3. A reduction in worldwide CO2 emissions can’t come from self-regulation either. Any economist will tell you that guilt is a poor economic incentive. If it makes you feel better to buy a fuel efficient car rather than an SUV, rest assured that a mother in Utah will more than counteract your environmental sensitivity by choosing to have yet another resource-gobbling baby. And she will be applauded for helping to prop-up a low-birthrate economy.

4. Solutions will come through innovation, not regulation. The solutions are already within reach: solar, nuclear, and wind. These resources are infinite, and once we learn how to harvest them cheaply, the world will experience a wave of technological innovation unlike anything we have ever seen. Imagine what could be done with cold fusion. We could be like gods with such power. We could create machines so big that they could suck all the CO2 right out of the atmosphere, pack it into little rockets and shoot it out into deep space. There is nothing in the laws of science that forbids us from doing such things. Currently we lack the knowledge, but we are constantly expanding our knowledge.

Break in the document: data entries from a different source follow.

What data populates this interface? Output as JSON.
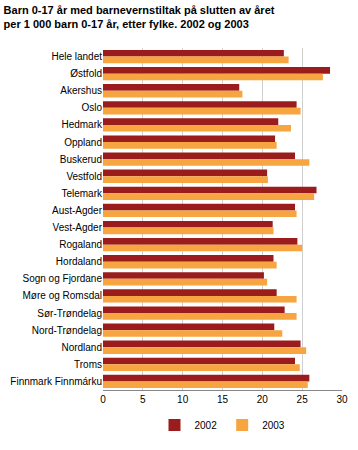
{
  "chart_data": {
    "type": "bar",
    "orientation": "horizontal",
    "title": "Barn 0-17 år med barnevernstiltak på slutten av året\nper 1 000 barn 0-17 år, etter fylke. 2002 og 2003",
    "categories": [
      "Hele landet",
      "Østfold",
      "Akershus",
      "Oslo",
      "Hedmark",
      "Oppland",
      "Buskerud",
      "Vestfold",
      "Telemark",
      "Aust-Agder",
      "Vest-Agder",
      "Rogaland",
      "Hordaland",
      "Sogn og Fjordane",
      "Møre og Romsdal",
      "Sør-Trøndelag",
      "Nord-Trøndelag",
      "Nordland",
      "Troms",
      "Finnmark Finnmárku"
    ],
    "series": [
      {
        "name": "2002",
        "color": "#9b1c1c",
        "values": [
          22.7,
          28.5,
          17.1,
          24.3,
          22.0,
          21.6,
          24.1,
          20.6,
          26.8,
          24.1,
          21.3,
          24.4,
          21.4,
          20.2,
          21.8,
          22.8,
          21.5,
          24.8,
          24.1,
          25.9
        ]
      },
      {
        "name": "2003",
        "color": "#f7a541",
        "values": [
          23.3,
          27.6,
          17.5,
          24.8,
          23.6,
          21.8,
          25.9,
          20.7,
          26.5,
          24.3,
          21.4,
          25.0,
          21.8,
          20.6,
          24.3,
          24.3,
          22.5,
          25.5,
          24.7,
          25.7
        ]
      }
    ],
    "xlim": [
      0,
      30
    ],
    "xticks": [
      0,
      5,
      10,
      15,
      20,
      25,
      30
    ],
    "grid": true,
    "legend": "bottom"
  }
}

5. Regulation is only good in the service of innovation, not sustainability. Regulations can create financial incentives to innovate in cleaner directions. Cap and trade can be strategically utilised to encourage the development of green technology. But if regulations are aimed at sustainability rather than innovation, they will do little to reduce CO2, and little to encourage progress. We saw something similar happen in Europe during the Great Recession when depressed economies tried to balance their budgets. A depression is the wrong time for austerity. Likewise, a world grappling with the terrors of global warming needs to continue its economic activity full throttle in order to find innovative solutions which will actually work.

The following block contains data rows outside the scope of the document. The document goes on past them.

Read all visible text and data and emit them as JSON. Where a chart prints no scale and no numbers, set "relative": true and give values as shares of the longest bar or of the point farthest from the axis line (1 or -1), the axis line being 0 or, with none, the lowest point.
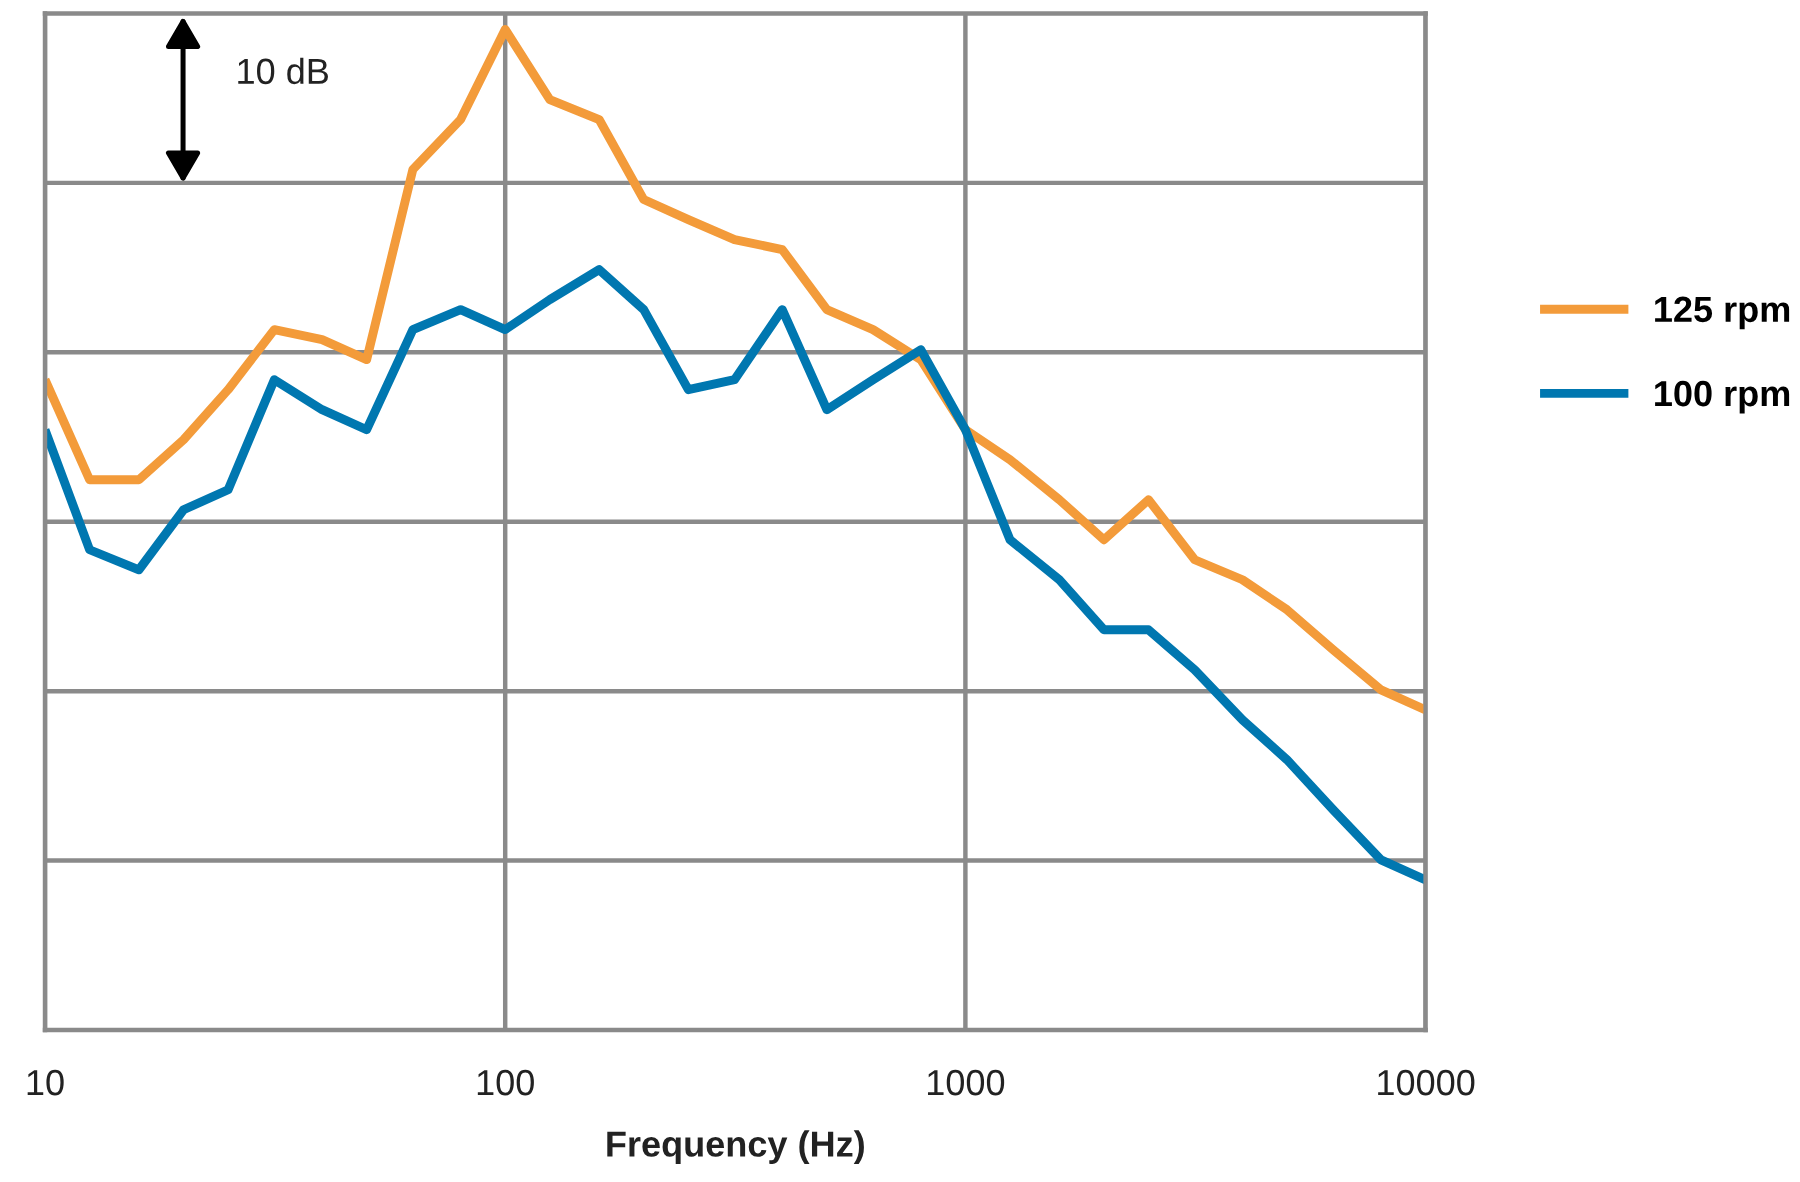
{
  "chart_data": {
    "type": "line",
    "xlabel": "Frequency (Hz)",
    "log": "x",
    "relative": true,
    "grid": true,
    "legend": "right",
    "line_style": "solid",
    "marker": "none",
    "x": [
      10,
      12.5,
      16,
      20,
      25,
      31.5,
      40,
      50,
      63,
      80,
      100,
      125,
      160,
      200,
      250,
      315,
      400,
      500,
      630,
      800,
      1000,
      1250,
      1600,
      2000,
      2500,
      3150,
      4000,
      5000,
      6300,
      8000,
      10000
    ],
    "xlim": [
      10,
      10000
    ],
    "xticks": [
      10,
      100,
      1000,
      10000
    ],
    "annotations": [
      "10 dB"
    ],
    "series": [
      {
        "name": "125 rpm",
        "color": "#f39b3a",
        "values": [
          0.65,
          0.55,
          0.55,
          0.59,
          0.64,
          0.7,
          0.69,
          0.67,
          0.86,
          0.91,
          1.0,
          0.93,
          0.91,
          0.83,
          0.81,
          0.79,
          0.78,
          0.72,
          0.7,
          0.67,
          0.6,
          0.57,
          0.53,
          0.49,
          0.53,
          0.47,
          0.45,
          0.42,
          0.38,
          0.34,
          0.32
        ]
      },
      {
        "name": "100 rpm",
        "color": "#0077b0",
        "values": [
          0.6,
          0.48,
          0.46,
          0.52,
          0.54,
          0.65,
          0.62,
          0.6,
          0.7,
          0.72,
          0.7,
          0.73,
          0.76,
          0.72,
          0.64,
          0.65,
          0.72,
          0.62,
          0.65,
          0.68,
          0.6,
          0.49,
          0.45,
          0.4,
          0.4,
          0.36,
          0.31,
          0.27,
          0.22,
          0.17,
          0.15
        ]
      }
    ]
  }
}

David Deutch and the Spaceship Earth Delusion

Some of the above ideas come from my reading of physicist David Deutsch’s book, The Beginning of Infinity. Here is a entertaining TED talk of Deutsch discussing the environmentalist philosophy of Spaceship Earth: the notion that the earth is fragile spaceship with limited resources which must be sustained at all costs. Deutsch notes that earth is not a habitable spaceship, but rather a frequently inhospitable place of death and starvation, which we must protect ourselves from through innovation. Humankind thrives not by sustaining the resources on Spaceship Earth, but by innovating our way to further progress. He asks, how might global warming actually help us continue to progress as a species? What could be the unexpected benefits of a warmer planet? These are questions I think we should also be asking ourselves. It’s well worth a view.

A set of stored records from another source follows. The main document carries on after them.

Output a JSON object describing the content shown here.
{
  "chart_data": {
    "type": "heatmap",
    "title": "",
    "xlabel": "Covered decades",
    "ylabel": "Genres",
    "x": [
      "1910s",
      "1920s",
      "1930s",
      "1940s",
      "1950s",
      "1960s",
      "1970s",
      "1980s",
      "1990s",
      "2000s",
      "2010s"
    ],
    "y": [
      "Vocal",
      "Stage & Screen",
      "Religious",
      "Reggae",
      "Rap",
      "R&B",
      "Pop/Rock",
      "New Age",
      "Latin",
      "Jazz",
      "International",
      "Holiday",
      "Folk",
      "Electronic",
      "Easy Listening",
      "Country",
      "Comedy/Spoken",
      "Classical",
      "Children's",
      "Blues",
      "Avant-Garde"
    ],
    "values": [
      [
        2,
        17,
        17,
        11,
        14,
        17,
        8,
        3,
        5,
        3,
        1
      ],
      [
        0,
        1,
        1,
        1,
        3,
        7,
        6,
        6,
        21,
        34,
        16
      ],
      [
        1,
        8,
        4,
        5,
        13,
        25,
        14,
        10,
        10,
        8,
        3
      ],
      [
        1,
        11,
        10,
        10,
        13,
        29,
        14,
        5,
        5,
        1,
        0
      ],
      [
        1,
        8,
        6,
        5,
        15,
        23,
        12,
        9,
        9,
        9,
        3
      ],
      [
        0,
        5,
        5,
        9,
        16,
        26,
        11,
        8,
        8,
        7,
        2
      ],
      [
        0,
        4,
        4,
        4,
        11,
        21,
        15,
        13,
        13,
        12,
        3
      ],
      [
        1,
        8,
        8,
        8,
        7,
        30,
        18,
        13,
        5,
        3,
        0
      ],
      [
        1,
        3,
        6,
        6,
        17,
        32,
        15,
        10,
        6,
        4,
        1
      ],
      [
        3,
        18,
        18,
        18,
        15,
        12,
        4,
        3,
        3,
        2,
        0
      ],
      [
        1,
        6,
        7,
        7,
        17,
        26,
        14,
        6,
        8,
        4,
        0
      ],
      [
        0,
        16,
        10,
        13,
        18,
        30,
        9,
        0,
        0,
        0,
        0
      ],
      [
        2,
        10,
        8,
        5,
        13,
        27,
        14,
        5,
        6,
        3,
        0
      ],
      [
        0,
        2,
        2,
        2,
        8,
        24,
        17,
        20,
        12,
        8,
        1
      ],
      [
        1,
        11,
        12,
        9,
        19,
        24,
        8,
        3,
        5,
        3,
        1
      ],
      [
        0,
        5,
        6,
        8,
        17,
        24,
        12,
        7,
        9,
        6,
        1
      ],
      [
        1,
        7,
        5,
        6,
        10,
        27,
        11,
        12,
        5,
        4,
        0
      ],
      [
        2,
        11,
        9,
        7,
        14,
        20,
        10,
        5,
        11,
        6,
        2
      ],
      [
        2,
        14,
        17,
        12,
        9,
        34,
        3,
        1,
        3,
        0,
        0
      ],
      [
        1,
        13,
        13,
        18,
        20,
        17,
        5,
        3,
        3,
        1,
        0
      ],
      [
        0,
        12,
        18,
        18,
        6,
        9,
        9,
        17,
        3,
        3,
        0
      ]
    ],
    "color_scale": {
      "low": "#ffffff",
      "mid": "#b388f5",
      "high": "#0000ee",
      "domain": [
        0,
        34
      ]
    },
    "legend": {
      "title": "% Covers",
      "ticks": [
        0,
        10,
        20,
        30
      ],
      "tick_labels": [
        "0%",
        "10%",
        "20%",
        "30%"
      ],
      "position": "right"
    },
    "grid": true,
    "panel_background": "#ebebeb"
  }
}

https://embed-ssl.ted.com/talks/david_deutsch_on_our_place_in_the_cosmos.html

Questions:

  • Does the Global Warming debate fall into the “Population Bomb” trap by overemphasising sustainability at the expense of innovation?
  • Do you agree that regulations are ineffective in reducing CO2 emissions to any effective degree?
  • Do you agree that the US and Europe lacks the moral authority to ask developing nations like China to follow regulations, since we didn’t follow those regulations ourselves as we were developing?
  • Should regulations such as cap and trade be used to encourage green innovation?